Ability to treat infrastructure as a product to champion the developer experience, leveraging internal portals like Backstage.
Experience building custom CLI tools to streamline and simplify the development "inner loop."
Possession of a Certified Kubernetes Security Specialist (CKS) credential or deep experience managing production runtime security.
Hands-on experience implementing cloud-native security and compliance using OPA (Open Policy Agent), Kyverno, or Falco.
Advanced proficiency with Istio, Linkerd, or Consul to govern complex service-to-service communication, mTLS, and traffic shifting.
Strong engineering skills in Go or Rust to build custom Kubernetes Operators and CRDs for tailored automation
Experience executing proactive resilience testing and "game days" using Gremlin, AWS Fault Injection Simulator, or Chaos Mesh.
Capability to calculate the exact unit cost of a transaction or service to align cloud architecture with business ROI.
Experience managing GPU-accelerated workloads on Kubernetes (NVIDIA device plugins) and model pipelines via Vertex AI or SageMaker.
Active engagement with the CNCF community and a history of contributing directly to core ecosystem tools like Terraform providers or ArgoCD plugins.

Responsibilities

Design, provision, and manage hardened, secure, cost-optimized GKE and AWS EKS production clusters.
Standardize automated, cross-cloud infrastructure delivery utilizing Terraform.
Maintain a GitOps model via ArgoCD to match environment state directly to code repositories.
Execute Canary deployments (online, live-traffic validation) and Blue-Green deployments (offline/batch, zero-downtime, instant rollback).
Architect complex topologies including VPCs, Shared VPCs, Peering, Transit Gateways, and Cloud Interconnect/Direct Connect.
Manage cross-cloud connectivity and enforce zero-trust network policies within Kubernetes.
Implement end-to-end distributed tracing and infrastructure monitoring using DataDog.
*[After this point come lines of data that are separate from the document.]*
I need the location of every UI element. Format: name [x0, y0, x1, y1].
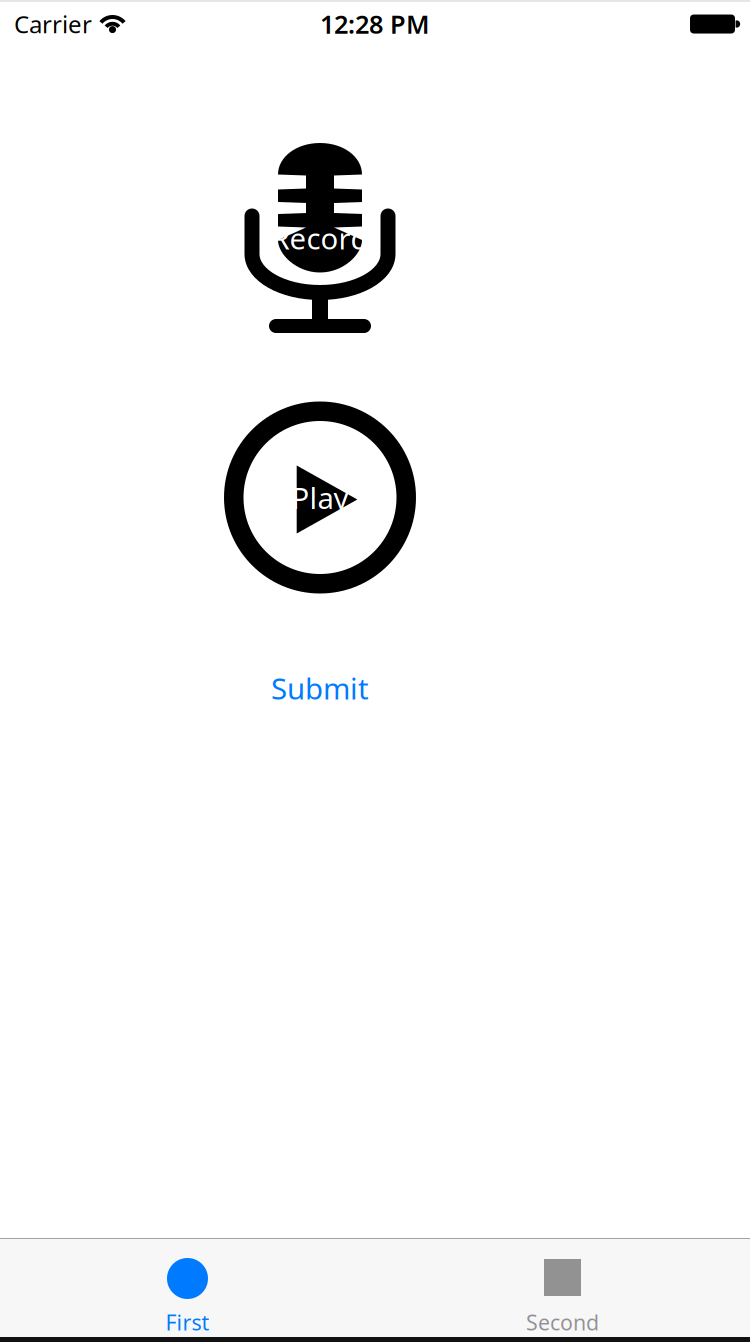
button[interactable]: Second	[375, 1239, 750, 1337]
staticText: Second	[526, 1308, 599, 1336]
staticText: First	[166, 1308, 210, 1336]
staticText: Record	[272, 218, 368, 258]
button[interactable]: First	[0, 1239, 375, 1337]
staticText: Play	[292, 478, 348, 517]
button[interactable]: Play	[220, 398, 420, 598]
staticText: Submit	[271, 668, 369, 708]
button[interactable]: Record	[240, 138, 400, 338]
button[interactable]: Submit	[220, 663, 420, 713]
staticText: 12:28 PM	[320, 7, 430, 41]
staticText: Carrier	[14, 8, 92, 40]
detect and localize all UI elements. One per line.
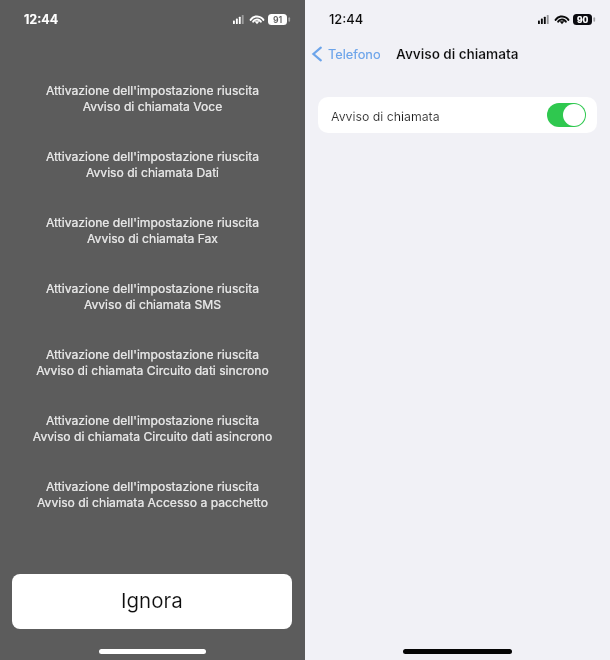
staticText: 90: [577, 15, 589, 25]
staticText: Telefono: [328, 47, 381, 62]
staticText: Attivazione dell'impostazione riuscita A…: [0, 479, 305, 510]
staticText: Attivazione dell'impostazione riuscita A…: [0, 215, 305, 246]
staticText: Avviso di chiamata: [396, 46, 519, 62]
button[interactable]: Avviso di chiamata: [318, 97, 597, 133]
button[interactable]: Ignora: [12, 574, 292, 629]
staticText: Attivazione dell'impostazione riuscita A…: [0, 413, 305, 444]
staticText: Attivazione dell'impostazione riuscita A…: [0, 347, 305, 378]
button[interactable]: Telefono: [310, 46, 383, 62]
staticText: Attivazione dell'impostazione riuscita A…: [0, 149, 305, 180]
button[interactable]: Avviso di chiamata: [547, 103, 586, 127]
staticText: 12:44: [24, 12, 59, 27]
staticText: Attivazione dell'impostazione riuscita A…: [0, 83, 305, 114]
staticText: Avviso di chiamata: [331, 109, 440, 124]
staticText: 12:44: [329, 12, 364, 27]
staticText: Ignora: [121, 588, 183, 613]
staticText: Attivazione dell'impostazione riuscita A…: [0, 281, 305, 312]
staticText: 91: [273, 15, 283, 25]
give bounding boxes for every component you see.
Build custom dashboards, monitors, and SLO/SLI alerts for deep visibility into app and infra health.
Translate Enterprise Architects' high-level blueprints into automated, scalable, and secure technical implementations.
Drive AWS/GCP/Azure cost-saving (rightsizing, Spot/Preemptible instances, storage tiers) and automated governance (tagging, lifecycle policies, budget alerts).